NVivoを色々なことに使ってみる – 操作テキストの改訂
NVivoの汎用性を研究以外の目的に利用してみた例を紹介します。この投稿で紹介しているのは、質的研究・混合研究法をサポートするNVivo本来の使い方ではなく、またその使用方法を推奨するものではありません。普段とは違う使われ方に触れることで「こんな機能もある」「こんな使い方も考えられる」という自由な発想のヒントになれば幸いです。
NVivoはこれまで、おおよそ2年ごとにバージョンアップしています。ソフトウェアの操作テキストやマニュアル、資料などは、新機能の追加だけではなく、バージョンアップのたびに変わる用語やインターフェイスに合わせて改訂するのにかなり労力がかかります。
数年前、NVivo 11からNVivo 12へのバージョンアップ時に、NVivo 11で作成したテキストの改訂にNVivoを利用してみました。本投稿中のスクーンショットは、当時使ったプロジェクトファイル(NVivo 12 for Windows)を、現行版(NVivo Windows (R1))で開いたものです。
まずはテキストで取り上げている内容を新バージョンで一通り作業し、変更点や確認が必要な箇所を洗い出すことにしました。
当初は、NVivoを操作して確認しながら旧テキストと見比べ気づいた点や必要な作業、画面などをWordに記録していこうと思っていたのですが、作業を初めてみると、PDF、Word、NVivoを行き来しなければならないのが不便に思えました。また、アイコンなどの画像だけ差し替えれば良いところ、用語の変更のみ必要なところ、また、機能についてさらに調べないと決められないところなど、変更が必要な箇所にも色々あることがわかってきました。
それならNVivoのコードを使ってみようかと思い、旧テキストのPDFをNVivoにインポートし、コードにまとめつつ、メモに必要な作業などを書き出していくことにしました。変更点などは[メモ]に記録しつつ、[コード]や[参照リンク]をを使い、後からの見直しや作業が楽になるよう整理していきます。
まず、NVivo 11用に作成したテキストのPDFをNVivoにインポートしました。

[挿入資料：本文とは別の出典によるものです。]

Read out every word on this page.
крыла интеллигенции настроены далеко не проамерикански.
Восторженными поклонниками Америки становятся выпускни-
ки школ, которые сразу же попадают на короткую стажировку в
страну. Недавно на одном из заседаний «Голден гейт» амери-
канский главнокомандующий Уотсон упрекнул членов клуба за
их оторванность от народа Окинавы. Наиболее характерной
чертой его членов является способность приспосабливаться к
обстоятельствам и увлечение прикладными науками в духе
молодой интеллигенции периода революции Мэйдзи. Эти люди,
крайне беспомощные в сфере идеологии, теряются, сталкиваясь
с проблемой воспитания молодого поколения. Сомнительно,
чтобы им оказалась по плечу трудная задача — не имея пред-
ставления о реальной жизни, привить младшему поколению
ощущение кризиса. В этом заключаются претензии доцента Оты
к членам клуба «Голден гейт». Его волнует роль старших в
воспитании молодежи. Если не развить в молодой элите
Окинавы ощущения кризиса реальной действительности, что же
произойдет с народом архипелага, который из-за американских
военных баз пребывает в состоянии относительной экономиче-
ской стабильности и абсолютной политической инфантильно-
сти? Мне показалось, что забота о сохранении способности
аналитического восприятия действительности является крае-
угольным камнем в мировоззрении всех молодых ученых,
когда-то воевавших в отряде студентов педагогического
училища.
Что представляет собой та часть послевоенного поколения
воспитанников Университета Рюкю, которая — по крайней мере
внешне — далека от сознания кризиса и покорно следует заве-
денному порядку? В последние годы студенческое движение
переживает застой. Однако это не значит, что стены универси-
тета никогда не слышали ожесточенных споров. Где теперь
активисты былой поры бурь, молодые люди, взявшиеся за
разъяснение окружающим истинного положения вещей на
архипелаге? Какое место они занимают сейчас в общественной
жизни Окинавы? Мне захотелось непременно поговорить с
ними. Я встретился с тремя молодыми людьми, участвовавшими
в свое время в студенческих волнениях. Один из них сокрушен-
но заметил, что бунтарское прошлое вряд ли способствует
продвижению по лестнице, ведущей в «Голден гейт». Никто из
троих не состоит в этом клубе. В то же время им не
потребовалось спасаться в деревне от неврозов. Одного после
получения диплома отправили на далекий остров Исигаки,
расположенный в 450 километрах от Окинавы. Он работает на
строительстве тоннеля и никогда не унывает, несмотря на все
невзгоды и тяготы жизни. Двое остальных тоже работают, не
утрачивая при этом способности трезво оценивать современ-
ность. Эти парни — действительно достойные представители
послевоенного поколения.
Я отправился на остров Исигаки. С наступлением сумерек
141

変更や見直しの種類によってコードを作成しました。そして、NVivoを操作し機能を確かめながら、テキストの該当箇所をコーディングしていきます。その際、ちょっとしたことを余白にメモしたいような場合は、[注釈]として記録しました。
変更箇所などを書き出すためにメモを作成しました。ここに該当する場所の画像や必要な作業、アイディア、疑問などを記録していきます。実際に操作する時はメモを[ドック解除]し、独立したウインドウにして作業しました。現行バージョンでは各タブの右上のアイコンをクリックするとドック解除できます。
元のテキストやコードと紐づけておきたい箇所には[参照リンク]を挿入しておきます。NVivoはメモもコーディングできますので、先に作った変更の種類ごとのコードに該当箇所をコーディングしておきました。
一通り作業した後、コードを開いて内容を確認でき、また、関連箇所へはリンクが貼られているので、その後実際に新バージョン対応に改訂する時に随時参照しながら進められました。また、調査が必要な機能や、操作がはっきりしない箇所、良くなった思う点なども、思いついた時に記録しておき、後から参照できたのも便利に感じたところです。
NVivoはさまざまな情報をコードやリンクで紐づけておけば自分の代わりに覚えておいてくれるので、研究プロジェクトに限らず、資料や情報を整理したい時にも利用できそうです。